Tablet Tales: It’s confusing buying a tablet these days. How do you decide which size, which features, which operating system?
I needed to get a new tablet. My beloved Lenovo 7″ Yoga tablet is over 4 years old and giving off all kinds of dire messages about key software being too old and no longer supported. This doesn’t just happen to Android tablets. Just last month I was helping a client with their elderly iPad that couldn’t run the Outlook app anymore that they needed.
How do you choose? There’s so many models in different sizes with different features.
How do you choose?
Be very clear on what the tablet will be used for and by whom. I need an Android tablet for troubleshooting problems for clients, testing apps, and watching training videos. I will be the only user.
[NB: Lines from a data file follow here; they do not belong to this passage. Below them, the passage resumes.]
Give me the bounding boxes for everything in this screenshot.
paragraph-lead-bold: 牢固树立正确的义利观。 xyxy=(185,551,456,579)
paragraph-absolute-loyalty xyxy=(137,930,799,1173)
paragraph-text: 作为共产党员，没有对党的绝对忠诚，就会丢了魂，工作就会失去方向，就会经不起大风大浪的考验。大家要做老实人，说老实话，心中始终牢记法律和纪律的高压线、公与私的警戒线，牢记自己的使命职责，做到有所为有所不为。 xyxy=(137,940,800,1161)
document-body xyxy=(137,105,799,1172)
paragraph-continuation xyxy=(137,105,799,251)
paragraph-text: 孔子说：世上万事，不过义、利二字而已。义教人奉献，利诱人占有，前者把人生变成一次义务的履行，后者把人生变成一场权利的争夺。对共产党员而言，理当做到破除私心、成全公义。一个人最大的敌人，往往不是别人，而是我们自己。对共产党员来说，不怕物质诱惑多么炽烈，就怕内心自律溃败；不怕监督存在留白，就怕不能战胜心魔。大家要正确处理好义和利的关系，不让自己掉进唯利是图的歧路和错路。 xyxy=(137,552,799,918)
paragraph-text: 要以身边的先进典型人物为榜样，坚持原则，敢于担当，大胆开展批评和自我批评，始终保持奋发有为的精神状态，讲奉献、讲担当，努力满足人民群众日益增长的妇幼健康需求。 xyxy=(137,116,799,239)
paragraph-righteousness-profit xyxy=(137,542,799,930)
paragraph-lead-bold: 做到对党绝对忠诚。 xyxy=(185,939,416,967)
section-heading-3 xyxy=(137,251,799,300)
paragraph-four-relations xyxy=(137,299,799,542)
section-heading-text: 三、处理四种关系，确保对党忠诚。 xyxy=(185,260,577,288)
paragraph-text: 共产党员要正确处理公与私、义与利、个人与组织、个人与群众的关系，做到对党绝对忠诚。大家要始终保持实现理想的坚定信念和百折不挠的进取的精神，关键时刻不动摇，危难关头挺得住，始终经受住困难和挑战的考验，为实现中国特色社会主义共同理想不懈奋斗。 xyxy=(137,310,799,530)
How much storage do you need is another important question. Will you use if for storing pictures, videos and music? How many apps do you need on it?
I wanted the latest version of Android I could get without breaking the bank. I need the latest version of Android I can afford because a) need the latest apps and b) it means the tablet will last longer for me.
Latest Version of Android
As of March 2019, the latest release of Android is Pie, version 9.0, released August 2018. The next version will be Q which is currently in beta release. Previous version is Oreo version 8. Anything older than that will be obsolete in a couple of years.
Most of the ads for tablets will show you which version of Android the device runs. You’ll notice anything running Pie or Oreo is usually more expensive.
Curious to find out which version you’re running? Go to Settings, About Tablet.
Lenovo Tab E10
I bought a Lenovo Tab E10 with 16GB of storage with an SD card slot in case I need more storage.Once I loaded up the apps I needed and uninstalled some of preloaded not needed, I had used up just over 50% of the hard drive space.
It also has options for multiple users and is geared for families so it has some “kid safe” features.
The Tab E10 comes with Android Oreo so it should last about 3 years before the app makers stop supporting that version of Android.
This is a budget tablet ($179.99) so the graphic card is okay not mesmerizing. Videos are clear. Sound quality is good for training videos, watching TV. I’m picky about music quality so I wouldn’t listen to music on it. It also has a standard headphone slot.
The Tab E10 has a lot of standard features and good quality for a budget price.
Night Light Settings
I love the new Android Night Light Settings. One of the first things I did was located that feature, not just because of the light causing sleep problems but also because of the general dangers of blue light. See my blog Avoid The Monitor Blues about that.
Night Light settings can be accessed from Settings, Display. Best to turn the feature on permanently. And then modify the intensity incrementally until it is as low and dingy as you can bear it.